Insight

Money, power and respect in the EU’s latest crisis

General Politics

After relief at the agreement on EU spending priorities for 2021-27, the Brussels establishment was caught off-guard last week by vetoes from Hungary and Poland over the obscure-sounding “rule of law conditionality”. A requirement of the European Parliament and of a qualified majority of member states, this affects a tiny proportion of the €1.8 trn package, effectively creating a check on EU funds being spent on subverting the judiciary or the media. Both the Brussels establishment and the Polish and Hungarian leaderships are digging in, while pragmatists on all sides ask if this fight is worthwhile, when Poland and Hungary were in line to receive substantial funds and the EU as a whole is in the grip of an economic crisis.

The real questions of course are about power, and what it means to be an EU member. Why is this so important and where do we go from here, less than six weeks from the planned start of the new spending programmes? The orthodox view in Brussels – from the commission, parliament, and “Western” member states – is that resisting rule of law conditionality is tantamount to confessing authoritarian intent. Either the government in question does not accept the EU’s basic values, or ruling parties and their clientele are complicit in misuse of EU funds. Briefings traded around last week’s European Council summit were aggressive and even raised the spectre of 25 member states creating a new budgetary framework altogether. More hopeful of accommodation was German Chancellor Merkel. But if she fulfils her pledge to “listen to” Poland and Hungary, what will she hear?

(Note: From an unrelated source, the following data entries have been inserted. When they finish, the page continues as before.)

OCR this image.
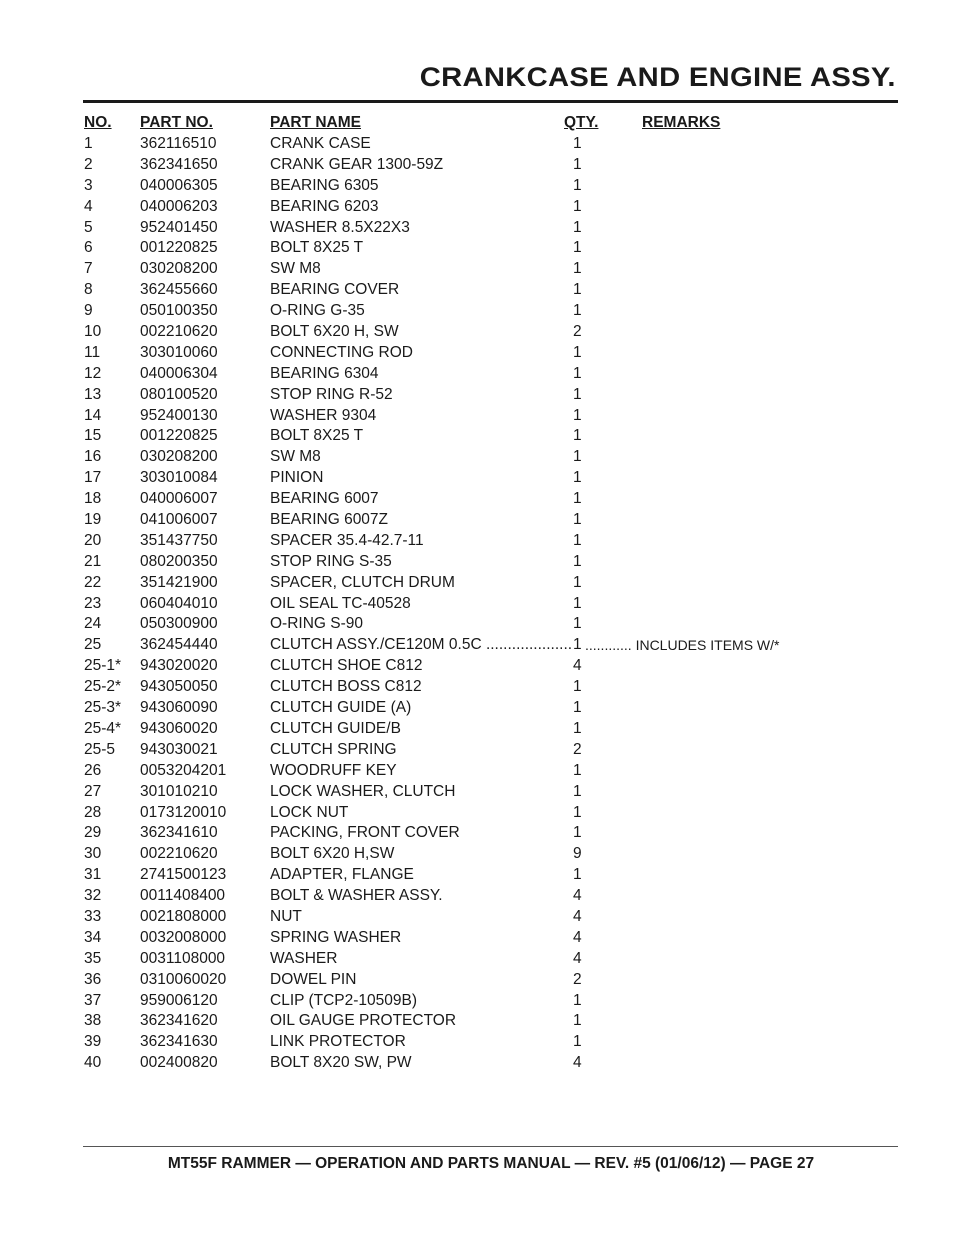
CRANKCASE AND ENGINE ASSY.
NO. PART NO.	PART NAME	QTY.	REMARKS
1	362116510	CRANK CASE	1
2	362341650	CRANK GEAR 1300-59Z	1
3	040006305	BEARING 6305	1
4	040006203	BEARING 6203	1
5	952401450	WASHER 8.5X22X3	1
6	001220825	BOLT 8X25 T	1
7	030208200	SW M8	1
8	362455660	BEARING COVER	1
9	050100350	O-RING G-35	1
10	002210620	BOLT 6X20 H, SW	2
11	303010060	CONNECTING ROD	1
12	040006304	BEARING 6304	1
13	080100520	STOP RING R-52	1
14	952400130	WASHER 9304	1
15	001220825	BOLT 8X25 T	1
16	030208200	SW M8	1
17	303010084	PINION	1
18	040006007	BEARING 6007	1
19	041006007	BEARING 6007Z	1
20	351437750	SPACER 35.4-42.7-11	1
21	080200350	STOP RING S-35	1
22	351421900	SPACER, CLUTCH DRUM	1
23	060404010	OIL SEAL TC-40528	1
24	050300900	O-RING S-90	1
25	362454440	CLUTCH ASSY./CE120M 0.5C .................... 1 ............ INCLUDES ITEMS W/*
25-1* 943020020	CLUTCH SHOE C812	4
25-2* 943050050	CLUTCH BOSS C812	1
25-3* 943060090	CLUTCH GUIDE (A)	1
25-4* 943060020	CLUTCH GUIDE/B	1
25-5 943030021	CLUTCH SPRING	2
26	0053204201	WOODRUFF KEY	1
27	301010210	LOCK WASHER, CLUTCH	1
28	0173120010	LOCK NUT	1
29	362341610	PACKING, FRONT COVER	1
30	002210620	BOLT 6X20 H,SW	9
31	2741500123	ADAPTER, FLANGE	1
32	0011408400	BOLT & WASHER ASSY.	4
33	0021808000	NUT	4
34	0032008000	SPRING WASHER	4
35	0031108000	WASHER	4
36	0310060020	DOWEL PIN	2
37	959006120	CLIP (TCP2-10509B)	1
38	362341620	OIL GAUGE PROTECTOR	1
39	362341630	LINK PROTECTOR	1
40	002400820	BOLT 8X20 SW, PW	4
MT55F RAMMER — OPERATION AND PARTS MANUAL — REV. #5 (01/06/12) — PAGE 27
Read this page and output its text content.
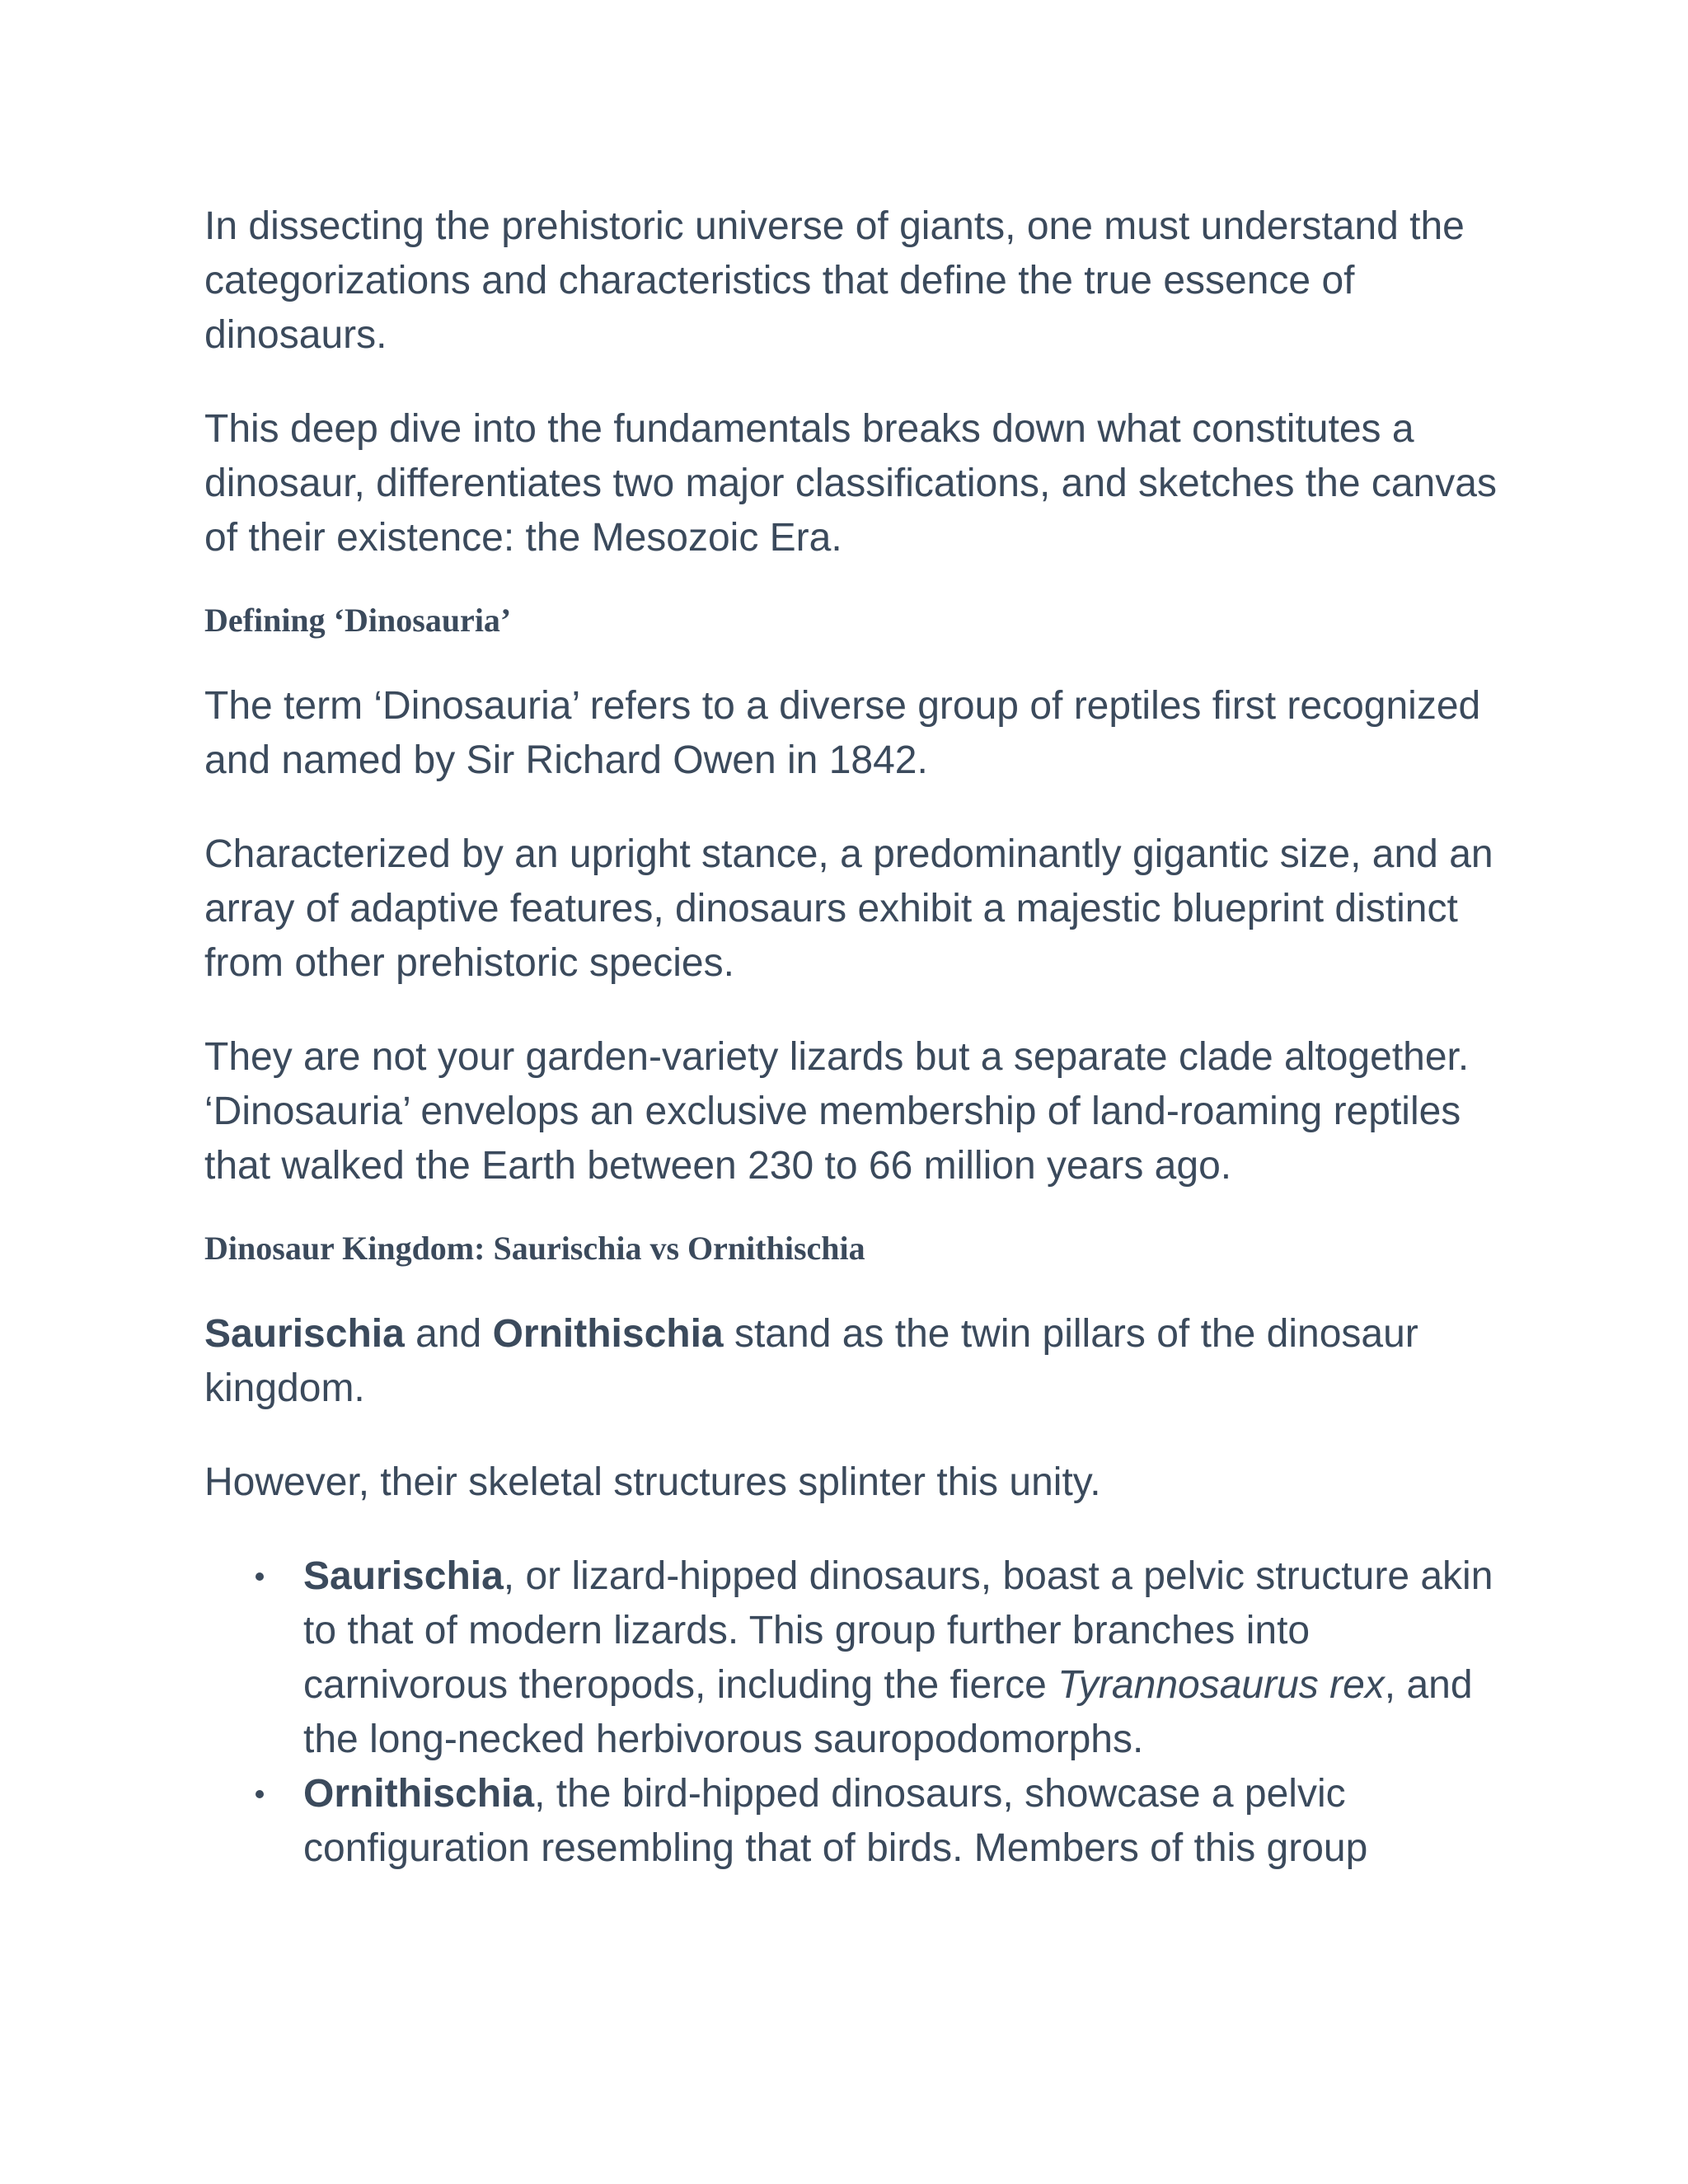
In dissecting the prehistoric universe of giants, one must understand the categorizations and characteristics that define the true essence of dinosaurs.

This deep dive into the fundamentals breaks down what constitutes a dinosaur, differentiates two major classifications, and sketches the canvas of their existence: the Mesozoic Era.

Defining ‘Dinosauria’

The term ‘Dinosauria’ refers to a diverse group of reptiles first recognized and named by Sir Richard Owen in 1842.

Characterized by an upright stance, a predominantly gigantic size, and an array of adaptive features, dinosaurs exhibit a majestic blueprint distinct from other prehistoric species.

They are not your garden-variety lizards but a separate clade altogether. ‘Dinosauria’ envelops an exclusive membership of land-roaming reptiles that walked the Earth between 230 to 66 million years ago.

Dinosaur Kingdom: Saurischia vs Ornithischia

Saurischia and Ornithischia stand as the twin pillars of the dinosaur kingdom.

However, their skeletal structures splinter this unity.

Saurischia, or lizard-hipped dinosaurs, boast a pelvic structure akin to that of modern lizards. This group further branches into carnivorous theropods, including the fierce Tyrannosaurus rex, and the long-necked herbivorous sauropodomorphs.
Ornithischia, the bird-hipped dinosaurs, showcase a pelvic configuration resembling that of birds. Members of this group
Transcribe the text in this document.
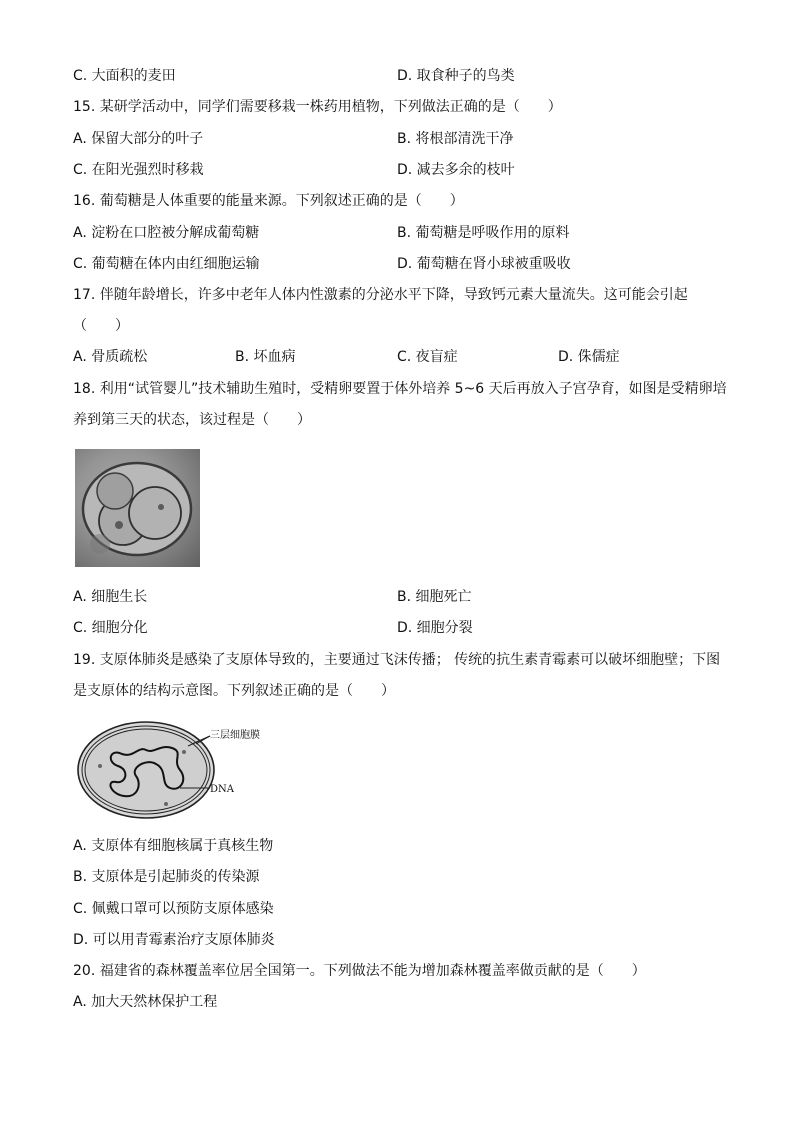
C. 大面积的麦田	D. 取食种子的鸟类
15. 某研学活动中，同学们需要移栽一株药用植物，下列做法正确的是（　　）
A. 保留大部分的叶子	B. 将根部清洗干净
C. 在阳光强烈时移栽	D. 减去多余的枝叶
16. 葡萄糖是人体重要的能量来源。下列叙述正确的是（　　）
A. 淀粉在口腔被分解成葡萄糖	B. 葡萄糖是呼吸作用的原料
C. 葡萄糖在体内由红细胞运输	D. 葡萄糖在肾小球被重吸收
17. 伴随年龄增长，许多中老年人体内性激素的分泌水平下降，导致钙元素大量流失。这可能会引起
（　　）
A. 骨质疏松	B. 坏血病	C. 夜盲症	D. 侏儒症
18. 利用“试管婴儿”技术辅助生殖时，受精卵要置于体外培养 5~6 天后再放入子宫孕育，如图是受精卵培
养到第三天的状态，该过程是（　　）
A. 细胞生长	B. 细胞死亡
C. 细胞分化	D. 细胞分裂
19. 支原体肺炎是感染了支原体导致的，主要通过飞沫传播； 传统的抗生素青霉素可以破坏细胞壁；下图
是支原体的结构示意图。下列叙述正确的是（　　）
A. 支原体有细胞核属于真核生物
B. 支原体是引起肺炎的传染源
C. 佩戴口罩可以预防支原体感染
D. 可以用青霉素治疗支原体肺炎
20. 福建省的森林覆盖率位居全国第一。下列做法不能为增加森林覆盖率做贡献的是（　　）
A. 加大天然林保护工程
三层细胞膜
DNA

First a set of constitutional concerns. Central European politicians generally built public support for EU membership in the early 2000s on the grounds it was an inter-governmental project. They acknowledged that some in Brussels promoted federalism but argued member states collectively would prevent a more politicised and powerful role for the commission. In their minds, the blocking of the constitutional treaty of 2005 by French and Dutch voters was just that. However, the resurrection of the Lisbon Treaty of 2009 and the response to the euro zone crisis in 2011 tested this argument to breaking point. The latter coincided with the return to power of nationalist FIDESZ in Hungary and shortly preceded the rise of culturally conservative Law and Justice (PiS) in Poland. For both, the rule of law question is above all a question of who gets to decide and enforce. For neither is the answer the European Commission.

Second is an argument about power and money. The current leaderships in Hungary and Poland reject the idea they are somehow dependent on EU funds and should make political concessions to secure them. They are – they argue – in fact, the long-term engines of economic growth in the EU, enabling efficient supply chains and commanding confidence from debt and equity markets after decades of consistent growth. EU funds are an investment in that shared growth engine, not a charitable donation. They also insist that EU spending is part of a wider economic deal involving the opening of former Warsaw Pact countries’ markets and permitting acquisitions and investments by Western European firms, including in sensitive markets like energy or financial services. In the conduct of Brussels, they see an unequal measure of ‘solidarity’ and respect being offered to Spain and Italy over new member states. 

So, who will blink – if anyone?

The delay caused by extended negotiations is not seen in Hungary and Poland as a final blow to the disbursement of funds, because of a focus on the upcoming European Council in December. The German Presidency of the Council of the European Union is working hard on a compromise in the meantime. A fudge is to be expected, to placate Hungarian and Polish woes in a limited way by promising legal certainty or an appeal process. However, this will not be a decisive resolution of the larger political standoff which is to resurface again and again in new ways. A possible conclusion from this is that domestic politics of Central European countries need to be monitored more closely before big EU decisions are assembled. For those of us who have lived and worked in Central Europe, these arguments have been a national staple for at least a decade, and without the intention to be a judge of the merits, are able to obstruct the very real economic goals of the alliance.